Savannah Guthrie Fasts from Instagram for Lent
By Movieguide® Contributor
TODAY anchor Savannah Guthrie plans to fast from Instagram for Lent.
Movieguide® previously reported on her Lent plans:
TODAY Show anchor Savannah Guthrie recently announced that she plans to give up Instagram for Lent.
While Lent officially starts next week, Guthrie explained that her Instagram fast began on February 15.
“I’m not catholic, and I’ve never given up anything for lent before,” Guthrie said of her decision. “I’m doing it to challenge myself: to be more reflective, to not just reflexively scroll instagram and instead use that time for something more productive and life-giving to myself and others.”
She continued, “I’m telling you this so that I will have accountability!! And maybe you would like to join me?? See you back here after Easter!”
She then added that any “work related posts” would be shared by her assistant.
A new version of the post contained an updated caption: “UPDATE: Savannah just found out lent starts next week, but the instagram fast starts day!”
Guthrie has spoken about her faith before, including the inspiration the Bible gives her.
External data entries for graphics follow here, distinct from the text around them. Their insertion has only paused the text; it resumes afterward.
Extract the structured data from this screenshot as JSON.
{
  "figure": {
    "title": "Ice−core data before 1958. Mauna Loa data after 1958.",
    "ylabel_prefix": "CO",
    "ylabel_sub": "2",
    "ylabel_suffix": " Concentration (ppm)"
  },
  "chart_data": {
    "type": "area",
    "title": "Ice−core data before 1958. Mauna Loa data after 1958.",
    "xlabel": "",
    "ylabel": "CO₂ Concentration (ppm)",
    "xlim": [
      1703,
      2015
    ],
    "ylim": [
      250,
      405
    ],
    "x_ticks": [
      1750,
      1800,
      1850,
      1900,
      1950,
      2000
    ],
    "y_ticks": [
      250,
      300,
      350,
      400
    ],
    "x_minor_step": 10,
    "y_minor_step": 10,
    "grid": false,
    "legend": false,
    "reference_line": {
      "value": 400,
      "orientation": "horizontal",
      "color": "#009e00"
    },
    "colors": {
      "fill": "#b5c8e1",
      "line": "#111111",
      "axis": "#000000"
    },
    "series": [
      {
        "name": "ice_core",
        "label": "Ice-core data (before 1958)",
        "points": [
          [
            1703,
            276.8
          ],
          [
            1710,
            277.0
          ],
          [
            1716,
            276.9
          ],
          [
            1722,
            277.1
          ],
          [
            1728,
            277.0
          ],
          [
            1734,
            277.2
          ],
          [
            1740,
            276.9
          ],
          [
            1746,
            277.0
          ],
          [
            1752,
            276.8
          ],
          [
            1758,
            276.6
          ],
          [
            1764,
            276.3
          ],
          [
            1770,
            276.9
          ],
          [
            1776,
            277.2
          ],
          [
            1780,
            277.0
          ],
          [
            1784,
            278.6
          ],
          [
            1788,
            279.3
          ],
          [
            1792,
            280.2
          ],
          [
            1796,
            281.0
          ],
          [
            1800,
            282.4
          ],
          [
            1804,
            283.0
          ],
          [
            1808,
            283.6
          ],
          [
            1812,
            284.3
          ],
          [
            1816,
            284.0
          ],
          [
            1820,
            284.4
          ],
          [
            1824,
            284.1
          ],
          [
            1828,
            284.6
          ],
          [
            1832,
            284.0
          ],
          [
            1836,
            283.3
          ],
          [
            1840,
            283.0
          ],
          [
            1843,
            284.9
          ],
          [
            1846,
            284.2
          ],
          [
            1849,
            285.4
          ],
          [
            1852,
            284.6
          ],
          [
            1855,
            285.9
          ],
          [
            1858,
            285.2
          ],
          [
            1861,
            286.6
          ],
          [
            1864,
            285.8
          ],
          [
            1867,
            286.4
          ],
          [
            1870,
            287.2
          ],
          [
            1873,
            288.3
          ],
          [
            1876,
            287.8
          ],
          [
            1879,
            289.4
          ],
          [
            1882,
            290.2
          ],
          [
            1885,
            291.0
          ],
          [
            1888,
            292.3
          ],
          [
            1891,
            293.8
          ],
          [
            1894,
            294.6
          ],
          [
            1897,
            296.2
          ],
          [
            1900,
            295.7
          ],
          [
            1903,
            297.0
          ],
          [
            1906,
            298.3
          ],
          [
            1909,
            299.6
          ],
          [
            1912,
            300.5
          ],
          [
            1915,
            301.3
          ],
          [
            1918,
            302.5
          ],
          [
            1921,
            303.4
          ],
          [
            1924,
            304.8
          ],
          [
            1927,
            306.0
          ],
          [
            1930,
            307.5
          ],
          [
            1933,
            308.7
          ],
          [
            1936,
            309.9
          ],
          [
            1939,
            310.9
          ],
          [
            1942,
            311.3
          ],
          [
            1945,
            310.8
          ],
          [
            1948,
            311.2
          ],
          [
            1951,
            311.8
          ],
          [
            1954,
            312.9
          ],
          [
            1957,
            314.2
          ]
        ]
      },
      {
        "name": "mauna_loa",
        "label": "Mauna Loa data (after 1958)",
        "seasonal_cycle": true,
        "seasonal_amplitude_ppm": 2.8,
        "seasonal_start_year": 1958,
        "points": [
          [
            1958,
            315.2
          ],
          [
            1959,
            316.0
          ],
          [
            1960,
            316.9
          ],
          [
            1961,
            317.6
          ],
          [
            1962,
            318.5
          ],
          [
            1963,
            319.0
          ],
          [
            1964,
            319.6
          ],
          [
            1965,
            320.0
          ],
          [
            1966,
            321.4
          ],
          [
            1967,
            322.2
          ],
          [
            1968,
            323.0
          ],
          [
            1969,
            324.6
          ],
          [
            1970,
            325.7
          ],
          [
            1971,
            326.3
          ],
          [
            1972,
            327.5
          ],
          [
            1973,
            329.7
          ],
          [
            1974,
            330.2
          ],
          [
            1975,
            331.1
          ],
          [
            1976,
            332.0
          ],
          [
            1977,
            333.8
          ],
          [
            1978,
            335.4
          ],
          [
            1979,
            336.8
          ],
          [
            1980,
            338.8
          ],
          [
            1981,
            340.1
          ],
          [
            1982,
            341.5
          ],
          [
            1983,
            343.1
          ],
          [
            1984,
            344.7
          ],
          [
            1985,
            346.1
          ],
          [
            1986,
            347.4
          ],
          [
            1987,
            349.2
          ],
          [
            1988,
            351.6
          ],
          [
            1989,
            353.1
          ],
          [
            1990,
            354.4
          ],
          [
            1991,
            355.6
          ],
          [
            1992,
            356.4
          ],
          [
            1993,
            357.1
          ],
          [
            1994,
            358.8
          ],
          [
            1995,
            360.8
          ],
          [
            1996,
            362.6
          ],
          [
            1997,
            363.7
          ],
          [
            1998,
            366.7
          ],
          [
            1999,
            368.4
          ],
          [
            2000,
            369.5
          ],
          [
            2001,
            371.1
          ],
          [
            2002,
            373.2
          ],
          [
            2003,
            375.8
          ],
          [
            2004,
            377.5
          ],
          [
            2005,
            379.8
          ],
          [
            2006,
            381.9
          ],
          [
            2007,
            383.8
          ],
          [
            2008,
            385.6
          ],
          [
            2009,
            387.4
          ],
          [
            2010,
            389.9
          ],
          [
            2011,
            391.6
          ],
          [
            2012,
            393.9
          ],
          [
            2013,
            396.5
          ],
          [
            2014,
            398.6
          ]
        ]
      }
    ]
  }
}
Movieguide® previously reported:
TODAY Show anchor Savannah Guthrie opened up about the inspiration and hope Scripture gives here in a personal essay written for Guideposts.
Guthrie wrote about her struggles as she navigated new life challenges, from losing loved ones, taking on new jobs, and becoming a new mom.
Guthrie’s father died of a heart attack when she was just 16, and “it felt like a betrayal of everything I’d believed in. How could God let this happen to my dad – a good man who was only in his forties? How could he do this to our family?”
“It would have been easy, and maybe understandable, for me to turn away from God,” she wrote. “But my faith became more essential to me than ever. Somehow, God comforted me.”
Guthrie relied on her faith as she continued to grow, taking jobs in new cities and worrying about where life would take her next.
“Each morning in D.C., I’d wake up and read the Bible,” she said, referring to her time at Georgetown, where she earned a law degree. “In a little notebook, I started writing down verses that particularly spoke to me. On nights that I worried about a tough exam or the future that felt so uncertain, I’d turn to those verses to help me sleep, or calm my anxious heart.”
Guthrie’s professional life continued to flourish, but she faced issues in her personal life. Her first marriage ended after three years and Guthrie found herself wondering if she would ever get the chance to start a family of her own.
“Will I ever have a happy family, like the one I grew up in? I wondered. That was when one particular verse in my notebooks, Psalm 62:8, became my watchword: ‘Trust in him at all times. Pour out your hearts to him,’” Guthrie wrote. “I certainly did. I turned my loneliness, my frustration, my mistakes, over to God and told myself to be patient – not something that comes naturally to me.”
Guthrie met her now-husband shortly after, and the couple soon welcomed their first child, a daughter named Vale.
“At 42, I’d been waiting my whole life to have a baby,” Guthrie shared. “Every time I woke in the night for a feeding or heard Vale sigh in her sleep, I felt a fresh rush of gratitude for this incredible blessing from God. But was I doing a good job?”
After a night when she struggled to give her daughter a bath, Guthrie was feeling discouraged, but then, “I noticed my Scripture notebooks, lying beside my rocking chair, and as has happened so often in my life, a beloved verse I had scrawled down suddenly came to mind: Ecclesiastes 3:11. ‘He has made everything beautiful in its time.’ Yes. Vale was proof of that.”